The crucial starting point is - what prior distribution should be used?
My first instinct would be base the prior on a binomial distribution, as we are told that the box was filled through a Bernoulli process. Articles such as http://www.amstat.org/publications/jse/v12n2/zhu.pdf address those cases where "there is no strong prior opinion on what p is" - this would not appear to apply here.
So define
$b_n = {\displaystyle{\binom{10}{n}}}\dfrac{1}{2^{10}} \tag{1}$
for the prior distribution of black marbles.
Let:
- $n$ be the number of black marbles in the box
- $A_{0}$ be event that 10 white marbles were drawn
- $A_{0,n}$ be event that 10 white marbles were drawn and the box contained $n$ black marbles
- $B_n$ be the prior event that the box contained $n$ black marbles
Then
$P(A_0) = \sum\limits_{n=0}^{10}{P(A_{0,n})} \tag{2}$
and by Bayes' Theorem
$P(A_{0,n}) = P(A_0 \cap B_n) = P(B_n)P(A_0|B_n) \tag{3}$
where
$P(B_n) = b_n = {\displaystyle{\binom{10}{n}}}\dfrac{1}{2^{10}} \tag{4}$ and $P(A_0|B_n) = \Big(1-\dfrac{n}{10}\Big)^{10} \tag{5}$
The answer we are looking for is $\dfrac{P(A_{0,0})}{P(A_{0})}$. This can be computed using (2) to (5).
Does the approach look correct?
If so, how could I get rid of the nasty normalisation in the last step? Notice that I did not (and could not) claim that $p(A_0) = 1$.
We will consider the general case of $m$ marbles placed in the bag, $n$ independent draws with replacement, and the observed number of white marbles $x$; and substitute $m = n = x = 10$ to obtain the desired probability.
Let $X$ be the random variable that counts the number of observed white marbles among $n$ independent draws. Because the marbles are drawn with replacement after the distribution of marbles is fixed (but unknown), the conditional random variable $X \mid p$ follows a binomial distribution with parameters $n$ and probability of drawing white $p$, where $p$ is itself a random variable.
Since $p = H/m$ where $H$ is the number of times a head was flipped from a fair coin out of $m$ trials and therefore the number of white marbles placed into the bag. Thus $H \sim \operatorname{Binomial}(m,0.5)$ and $p$ is simply a scaling transformation of $H$. This now completes the specification of the hierarchical model.

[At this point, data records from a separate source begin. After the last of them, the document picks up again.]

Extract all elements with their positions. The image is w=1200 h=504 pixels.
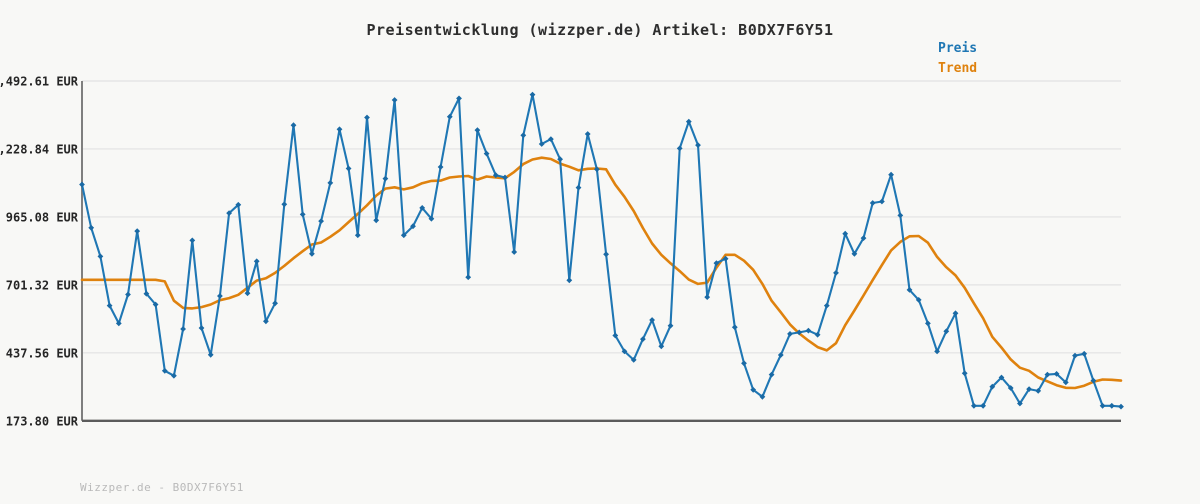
y-tick-label: 437.56 EUR [6,346,79,360]
y-tick-label: 1,228.84 EUR [0,142,79,156]
y-tick-label: 1,492.61 EUR [0,75,79,89]
chart-title: Preisentwicklung (wizzper.de) Artikel: B… [366,21,834,39]
legend: Preis Trend [938,39,977,79]
y-tick-label: 173.80 EUR [6,414,79,428]
y-tick-label: 965.08 EUR [6,210,79,224]
legend-item-trend: Trend [938,61,978,76]
trend-series-line [80,156,1123,390]
price-point-markers [79,91,1124,410]
legend-item-preis: Preis [938,41,978,56]
watermark: Wizzper.de - B0DX7F6Y51 [80,481,244,494]
y-axis-tick-labels: 1,492.61 EUR 1,228.84 EUR 965.08 EUR 701.32… [0,75,79,429]
trend-line [80,156,1123,390]
price-series-line [79,91,1124,410]
y-tick-label: 701.32 EUR [6,278,79,292]
price-line [80,93,1122,408]
axes [81,81,1121,422]
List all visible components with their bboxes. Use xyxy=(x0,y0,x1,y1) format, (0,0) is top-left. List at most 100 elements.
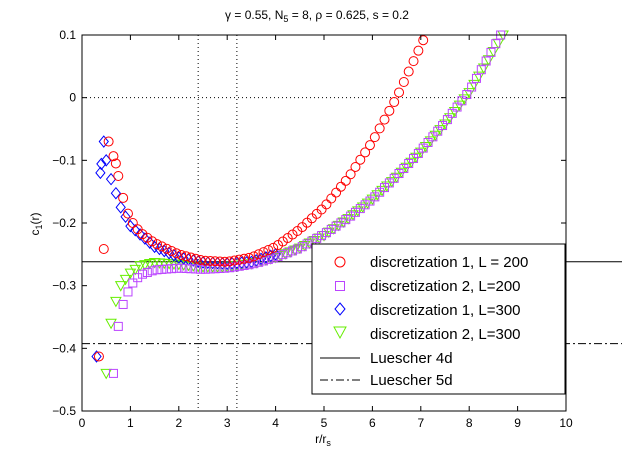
legend-label-disc1-L300: discretization 1, L=300 xyxy=(370,302,521,319)
data-point-series-1 xyxy=(157,264,167,274)
data-point-series-1 xyxy=(384,178,394,188)
data-point-series-1 xyxy=(142,268,152,278)
data-point-series-3 xyxy=(124,268,137,280)
data-point-series-2 xyxy=(134,228,146,241)
data-point-series-0 xyxy=(253,249,264,260)
data-point-series-1 xyxy=(215,263,225,273)
data-point-series-0 xyxy=(345,169,356,180)
legend-label-disc2-L300: discretization 2, L=300 xyxy=(370,326,521,343)
data-point-series-1 xyxy=(326,224,336,234)
title-subscript: 5 xyxy=(283,14,288,24)
data-point-series-3 xyxy=(366,194,379,206)
y-tick-label: −0.5 xyxy=(52,404,76,418)
legend-item-disc1-L300: discretization 1, L=300 xyxy=(334,302,521,319)
data-point-series-1 xyxy=(428,132,438,142)
data-point-series-0 xyxy=(205,255,216,266)
data-point-series-1 xyxy=(181,263,191,273)
y-tick-label: −0.2 xyxy=(52,216,76,230)
legend-triangle-marker xyxy=(333,326,347,340)
data-point-series-1 xyxy=(152,265,162,275)
data-point-series-1 xyxy=(220,263,230,273)
data-point-series-0 xyxy=(350,161,361,172)
data-point-series-0 xyxy=(210,256,221,267)
data-point-series-1 xyxy=(452,102,462,112)
data-point-series-0 xyxy=(403,66,414,77)
data-point-series-1 xyxy=(133,273,143,283)
data-point-series-3 xyxy=(473,71,485,83)
data-point-series-1 xyxy=(113,321,123,331)
data-point-series-0 xyxy=(98,244,109,255)
data-point-series-0 xyxy=(268,242,279,253)
data-point-series-1 xyxy=(471,73,481,83)
data-point-series-3 xyxy=(477,63,490,74)
data-point-series-0 xyxy=(181,251,192,262)
y-axis-label-subscript: 1 xyxy=(34,224,44,229)
x-axis-label: r/rs xyxy=(315,432,331,448)
data-point-series-0 xyxy=(239,253,250,264)
data-point-series-0 xyxy=(214,256,225,267)
data-point-series-3 xyxy=(114,281,127,292)
data-point-series-3 xyxy=(356,202,369,213)
x-tick-label: 1 xyxy=(127,416,134,430)
data-point-series-2 xyxy=(130,223,141,237)
x-axis-label-subscript: s xyxy=(326,438,331,448)
data-point-series-1 xyxy=(380,183,389,193)
data-point-series-0 xyxy=(384,105,395,116)
data-point-series-1 xyxy=(399,163,409,173)
data-point-series-1 xyxy=(108,368,118,378)
data-point-series-0 xyxy=(176,249,187,260)
legend-label-luescher-5d: Luescher 5d xyxy=(370,372,453,389)
data-point-series-0 xyxy=(374,123,385,134)
data-point-series-0 xyxy=(263,245,274,256)
data-point-series-0 xyxy=(161,243,172,254)
data-point-series-1 xyxy=(196,264,206,274)
legend-item-disc2-L300: discretization 2, L=300 xyxy=(333,326,521,343)
data-point-series-1 xyxy=(297,242,307,252)
y-tick-label: −0.1 xyxy=(52,153,76,167)
data-point-series-0 xyxy=(152,239,163,250)
legend-circle-marker xyxy=(334,256,346,268)
x-tick-label: 2 xyxy=(175,416,182,430)
data-point-series-1 xyxy=(171,263,181,273)
x-tick-label: 8 xyxy=(466,416,473,430)
data-point-series-0 xyxy=(379,114,390,125)
data-point-series-3 xyxy=(429,130,442,142)
data-markers xyxy=(91,30,509,380)
data-point-series-1 xyxy=(273,252,283,262)
y-tick-label: 0 xyxy=(69,91,76,105)
data-point-series-3 xyxy=(129,264,142,276)
data-point-series-1 xyxy=(229,262,239,272)
data-point-series-1 xyxy=(278,250,288,260)
data-point-series-3 xyxy=(342,214,355,225)
data-point-series-1 xyxy=(167,264,177,274)
data-point-series-1 xyxy=(186,264,196,274)
data-point-series-3 xyxy=(327,224,340,235)
data-point-series-0 xyxy=(331,187,342,198)
data-point-series-3 xyxy=(322,227,335,239)
data-point-series-3 xyxy=(439,119,451,131)
y-axis-label: c1(r) xyxy=(28,212,44,235)
data-point-series-3 xyxy=(332,220,345,232)
data-point-series-3 xyxy=(361,198,374,210)
data-point-series-0 xyxy=(147,236,158,247)
legend-item-luescher-5d: Luescher 5d xyxy=(320,372,453,389)
data-point-series-1 xyxy=(375,187,385,197)
y-tick-label: −0.3 xyxy=(52,279,76,293)
data-point-series-0 xyxy=(122,208,133,219)
data-point-series-1 xyxy=(191,264,201,274)
data-point-series-0 xyxy=(321,199,332,210)
y-tick-label: −0.4 xyxy=(52,341,76,355)
data-point-series-3 xyxy=(482,55,495,66)
data-point-series-3 xyxy=(424,136,437,147)
data-point-series-3 xyxy=(284,247,296,258)
data-point-series-1 xyxy=(491,39,501,49)
data-point-series-0 xyxy=(200,255,211,266)
data-point-series-1 xyxy=(481,56,491,66)
data-point-series-1 xyxy=(457,96,467,106)
data-point-series-1 xyxy=(312,233,322,243)
data-point-series-0 xyxy=(408,56,419,67)
data-point-series-3 xyxy=(376,185,388,197)
data-point-series-0 xyxy=(326,193,337,204)
data-point-series-3 xyxy=(289,245,301,256)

The key is to compute the unconditional probability $$\Pr[X = x].$$ By the law of total probability, $$\begin{align*} Pr[X = x] &= \sum_{h=0}^m \Pr[X = x \mid p = h/m]\Pr[H = h] \\ &= \sum_{h=0}^m \binom{n}{x} (h/m)^x (1-h/m)^{n-x} \binom{m}{h} 2^{-m} \\ &= 2^{-m} \binom{n}{x} \sum_{h=0}^m \binom{m}{h} (h/m)^x (1-h/m)^{n-x}.\end{align*}$$ Then by Bayes' theorem, $$\Pr[H = h \mid X = x] = \frac{\Pr[X = x \mid p = h/m]\Pr[H = h]}{\Pr[X = x]},$$ which enables us to compute the posterior distribution of the number of white marbles in the bag, given the observed number of white marbles drawn $x$. For the specific case $m = n = x = 10$ we obtain $$\Pr[X = 10] = 2^{-10} \frac{111304237}{7812500},$$ and for $h = 10$, the numerator is simply $\Pr[H = 10] = 2^{-10}$; hence the desired probability is $$\Pr[H = 10 \mid X = 10] = \frac{7812500}{111304237} \approx 0.0701905.$$
This question clearly invites even more generalizations, such as: what if the coin is biased? Conversely, given other parameters in the model, what is the minimum number of draws required to obtain a posterior probability that the bag contains a certain number of white marbles with probability exceeding some critical threshold $\pi$? What is the posterior expectation and variance of the number of white marbles in the bag given the sample?